Given below are some tips on formatting your proposal. They help you take advantage of proposal formatting to win your proposals. By keeping these following tips in mind you can easily format your proposal and gain an advantage over the competition.
Instead of just a normal heading, use a short, descriptive heading plus a theme statement. The theme statement should be the conclusion that you want the customer to reach after reading the section. If you include the themes in your Table of Contents, you will gain the added advantage of having a Table of Contents that tells your story.
Easier to Evaluate
Where ever you can, put the text of the RFP you are responding to into your proposal. An easy way to do this is to drop in a single-cell table and give it a gray background. Put the RFP text in it at a smaller point size than the narrative text. You can also group multiple RFP requirements in a single table and respond to them collectively.

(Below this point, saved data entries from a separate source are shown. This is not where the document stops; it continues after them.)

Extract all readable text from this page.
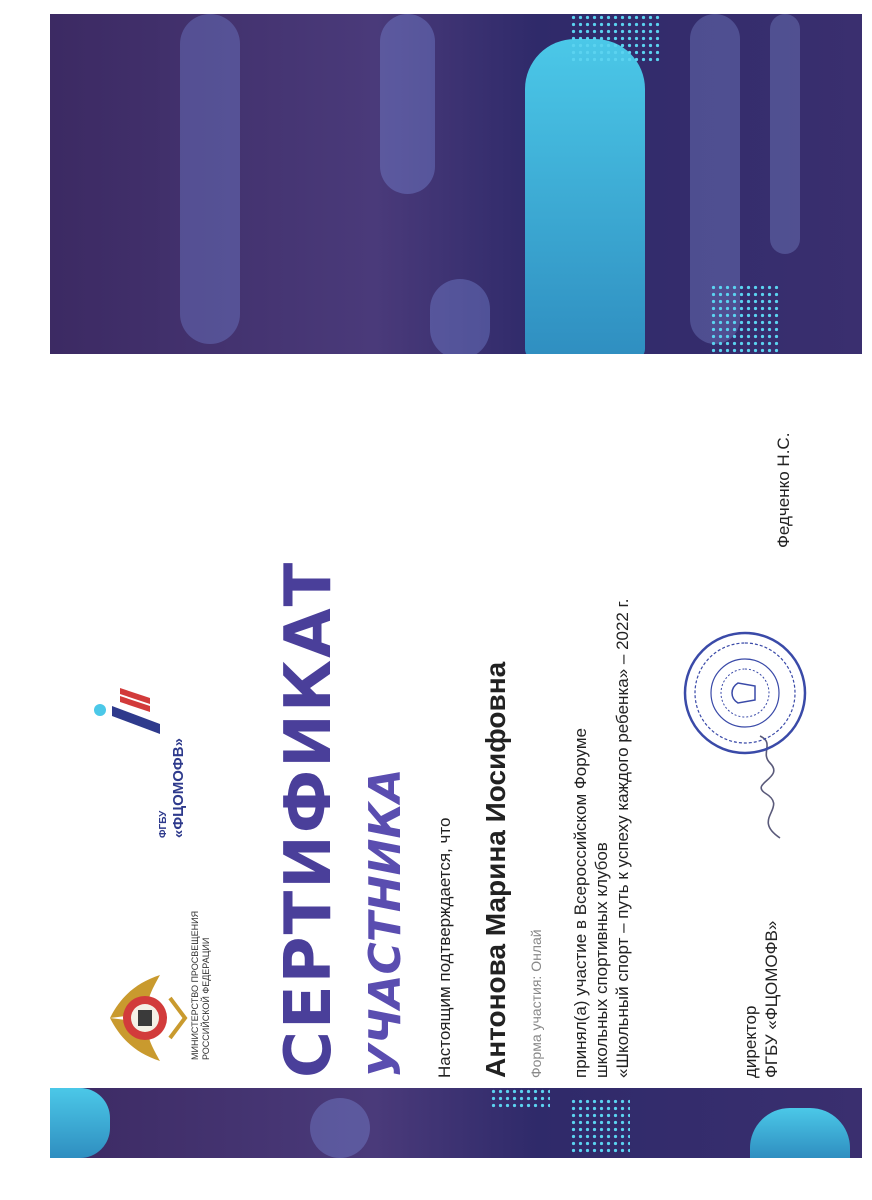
МИНИСТЕРСТВО ПРОСВЕЩЕНИЯ РОССИЙСКОЙ ФЕДЕРАЦИИ
ФГБУ «ФЦОМОФВ» СЕРТИФИКАТ УЧАСТНИКА Настоящим подтверждается, что Антонова Марина Иосифовна Форма участия: Онлай принял(а) участие в Всероссийском Форуме школьных спортивных клубов «Школьный спорт – путь к успеху каждого ребенка» – 2022 г.	директор ФГБУ «ФЦОМОФВ»
Федченко Н.С.
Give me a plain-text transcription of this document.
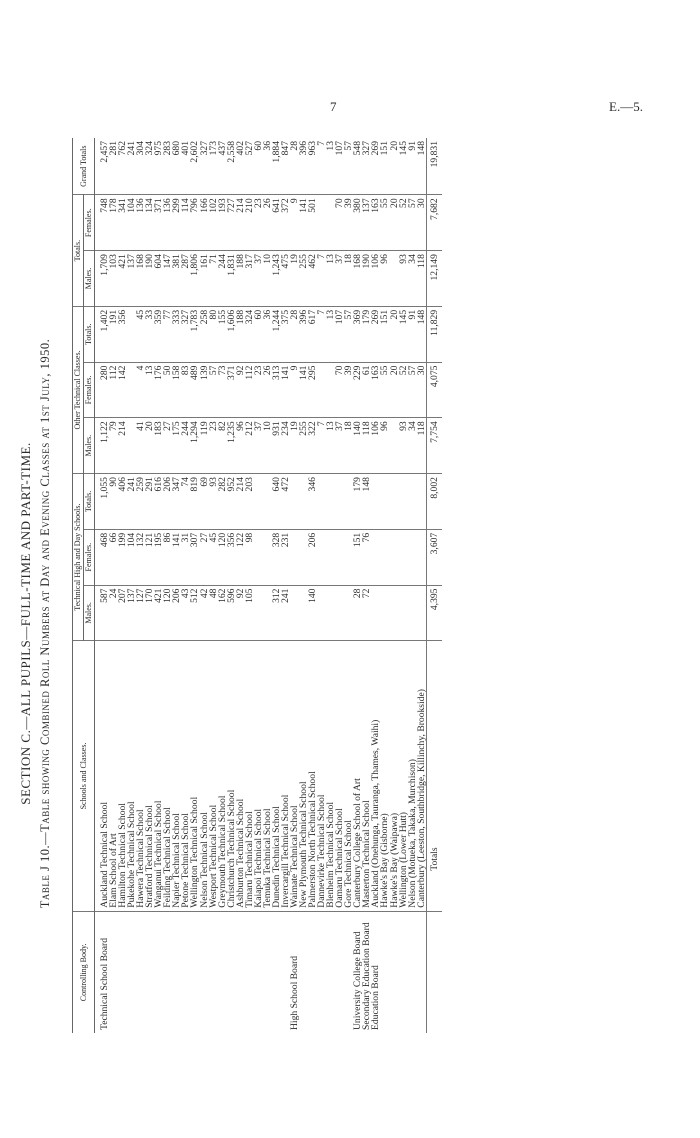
7	E.—5.
SECTION C.—ALL PUPILS—FULL-TIME AND PART-TIME. Table J 10.—Table showing Combined Roll Numbers at Day and Evening Classes at 1st July, 1950.
Controlling Body.	Schools and Classes.	Technical High and Day Schools.			Other Technical Classes.			Totals.		Grand Totals
		Males.	Females.	Totals.	Males.	Females.	Totals.	Males.	Females.	
Technical School Board	Auckland Technical School	587	468	1,055	1,122	280	1,402	1,709	748	2,457
	Elam School of Art	24	66	90	79	112	191	103	178	281
	Hamilton Technical School	207	199	406	214	142	356	421	341	762
	Pukekohe Technical School	137	104	241				137	104	241
	Hawera Technical School	127	132	259	41	4	45	168	136	304
	Stratford Technical School	170	121	291	20	13	33	190	134	324
	Wanganui Technical School	421	195	616	183	176	359	604	371	975
	Feilding Technical School	120	86	206	27	50	77	147	136	283
	Napier Technical School	206	141	347	175	158	333	381	299	680
	Petone Technical School	43	31	74	244	83	327	287	114	401
	Wellington Technical School	512	307	819	1,294	489	1,783	1,806	796	2,602
	Nelson Technical School	42	27	69	119	139	258	161	166	327
	Westport Technical School	48	45	93	23	57	80	71	102	173
	Greymouth Technical School	162	120	282	82	73	155	244	193	437
	Christchurch Technical School	596	356	952	1,235	371	1,606	1,831	727	2,558
	Ashburton Technical School	92	122	214	96	92	188	188	214	402
	Timaru Technical School	105	98	203	212	112	324	317	210	527
	Kaiapoi Technical School				37	23	60	37	23	60
	Temuka Technical School				10	26	36	10	26	36
	Dunedin Technical School	312	328	640	931	313	1,244	1,243	641	1,884
	Invercargill Technical School	241	231	472	234	141	375	475	372	847
High School Board	Waimate Technical School				19	9	28	19	9	28
	New Plymouth Technical School				255	141	396	255	141	396
	Palmerston North Technical School	140	206	346	322	295	617	462	501	963
	Dannevirke Technical School				7		7	7		7
	Blenheim Technical School				13		13	13		13
	Oamaru Technical School				37	70	107	37	70	107
	Gore Technical School				18	39	57	18	39	57
University College Board	Canterbury College School of Art	28	151	179	140	229	369	168	380	548
Secondary Education Board	Masterton Technical School	72	76	148	118	61	179	190	137	327
Education Board	Auckland (Onehunga, Tauranga, Thames, Waihi)				106	163	269	106	163	269
	Hawke's Bay (Gisborne)				96	55	151	96	55	151
	Hawke's Bay (Waipawa)					20	20		20	20
	Wellington (Lower Hutt)				93	52	145	93	52	145
	Nelson (Motueka, Takaka, Murchison)				34	57	91	34	57	91
	Canterbury (Leeston, Southbridge, Killinchy, Brookside)				118	30	148	118	30	148
	Totals	4,395	3,607	8,002	7,754	4,075	11,829	12,149	7,682	19,831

How you allocate and respond to the RFP requirements depends on the particular RFP. If you cannot include the full text of the RFP, then include paragraph numbers and keywords so the customer can easily look it up. Do what makes the most sense and will be the easiest for the customer to evaluate.
Keep It Short
Nobody wants to read more in a proposal than they have to. Keep your writing style short to the point of being terse. Say what you need to say and then end it.

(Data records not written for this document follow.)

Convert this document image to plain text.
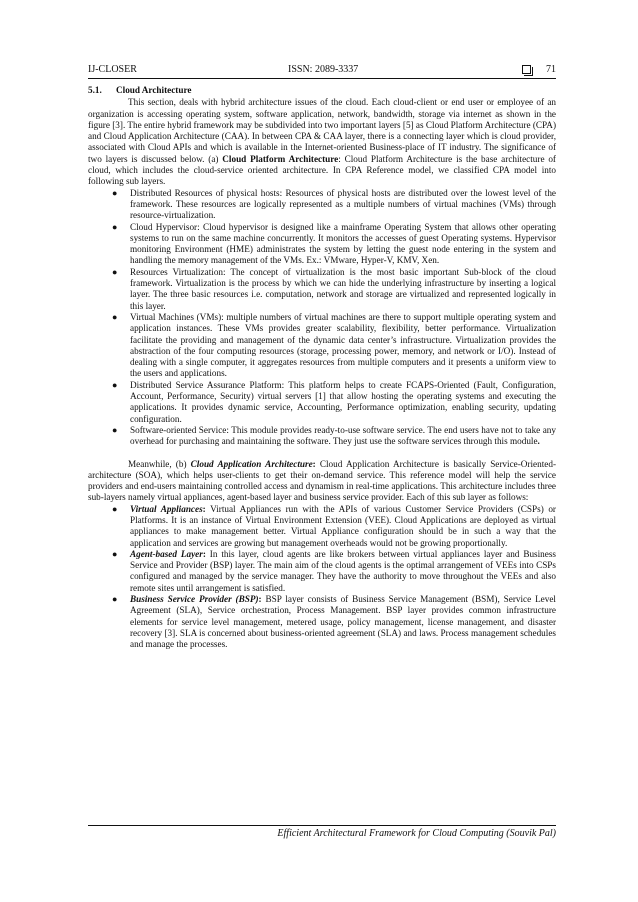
IJ-CLOSER	ISSN: 2089-3337	71
5.1. Cloud Architecture

This section, deals with hybrid architecture issues of the cloud. Each cloud-client or end user or employee of an organization is accessing operating system, software application, network, bandwidth, storage via internet as shown in the figure [3]. The entire hybrid framework may be subdivided into two important layers [5] as Cloud Platform Architecture (CPA) and Cloud Application Architecture (CAA). In between CPA & CAA layer, there is a connecting layer which is cloud provider, associated with Cloud APIs and which is available in the Internet-oriented Business-place of IT industry. The significance of two layers is discussed below. (a) Cloud Platform Architecture: Cloud Platform Architecture is the base architecture of cloud, which includes the cloud-service oriented architecture. In CPA Reference model, we classified CPA model into following sub layers.

● Distributed Resources of physical hosts: Resources of physical hosts are distributed over the lowest level of the framework. These resources are logically represented as a multiple numbers of virtual machines (VMs) through resource-virtualization.
● Cloud Hypervisor: Cloud hypervisor is designed like a mainframe Operating System that allows other operating systems to run on the same machine concurrently. It monitors the accesses of guest Operating systems. Hypervisor monitoring Environment (HME) administrates the system by letting the guest node entering in the system and handling the memory management of the VMs. Ex.: VMware, Hyper-V, KMV, Xen.
● Resources Virtualization: The concept of virtualization is the most basic important Sub-block of the cloud framework. Virtualization is the process by which we can hide the underlying infrastructure by inserting a logical layer. The three basic resources i.e. computation, network and storage are virtualized and represented logically in this layer.
● Virtual Machines (VMs): multiple numbers of virtual machines are there to support multiple operating system and application instances. These VMs provides greater scalability, flexibility, better performance. Virtualization facilitate the providing and management of the dynamic data center’s infrastructure. Virtualization provides the abstraction of the four computing resources (storage, processing power, memory, and network or I/O). Instead of dealing with a single computer, it aggregates resources from multiple computers and it presents a uniform view to the users and applications.
● Distributed Service Assurance Platform: This platform helps to create FCAPS-Oriented (Fault, Configuration, Account, Performance, Security) virtual servers [1] that allow hosting the operating systems and executing the applications. It provides dynamic service, Accounting, Performance optimization, enabling security, updating configuration.
● Software-oriented Service: This module provides ready-to-use software service. The end users have not to take any overhead for purchasing and maintaining the software. They just use the software services through this module.

Meanwhile, (b) Cloud Application Architecture: Cloud Application Architecture is basically Service-Oriented-architecture (SOA), which helps user-clients to get their on-demand service. This reference model will help the service providers and end-users maintaining controlled access and dynamism in real-time applications. This architecture includes three sub-layers namely virtual appliances, agent-based layer and business service provider. Each of this sub layer as follows:

● Virtual Appliances: Virtual Appliances run with the APIs of various Customer Service Providers (CSPs) or Platforms. It is an instance of Virtual Environment Extension (VEE). Cloud Applications are deployed as virtual appliances to make management better. Virtual Appliance configuration should be in such a way that the application and services are growing but management overheads would not be growing proportionally.
● Agent-based Layer: In this layer, cloud agents are like brokers between virtual appliances layer and Business Service and Provider (BSP) layer. The main aim of the cloud agents is the optimal arrangement of VEEs into CSPs configured and managed by the service manager. They have the authority to move throughout the VEEs and also remote sites until arrangement is satisfied.
● Business Service Provider (BSP): BSP layer consists of Business Service Management (BSM), Service Level Agreement (SLA), Service orchestration, Process Management. BSP layer provides common infrastructure elements for service level management, metered usage, policy management, license management, and disaster recovery [3]. SLA is concerned about business-oriented agreement (SLA) and laws. Process management schedules and manage the processes.
Efficient Architectural Framework for Cloud Computing (Souvik Pal)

The issue is not whether your proposal is long enough, it is whether you have answered all of the questions that the customer is going to have. You need to do that, but you do not need it to be one page longer than is necessary to do it. If you have said anything that does not impact the evaluation, delete it. If you have unsubstantiated claims, either delete them or substantiate them.
If you must provide supporting documentation, put it in an appendix. Take everything that is not part of your story and put it in an appendix. That way, those who want to read will have all the content they desire, and those who do not want to read will be more likely to get through your story before they start skipping pages.
Using your Website
Anything that could go into an appendix could go on your website instead. Just give them the links. Any proposal that includes a software component should include a link to a demo on your website. A website gives you the opportunity to exchange information in ways that cannot be done with a paper brochure or PowerPoint presentation. Take advantage of it.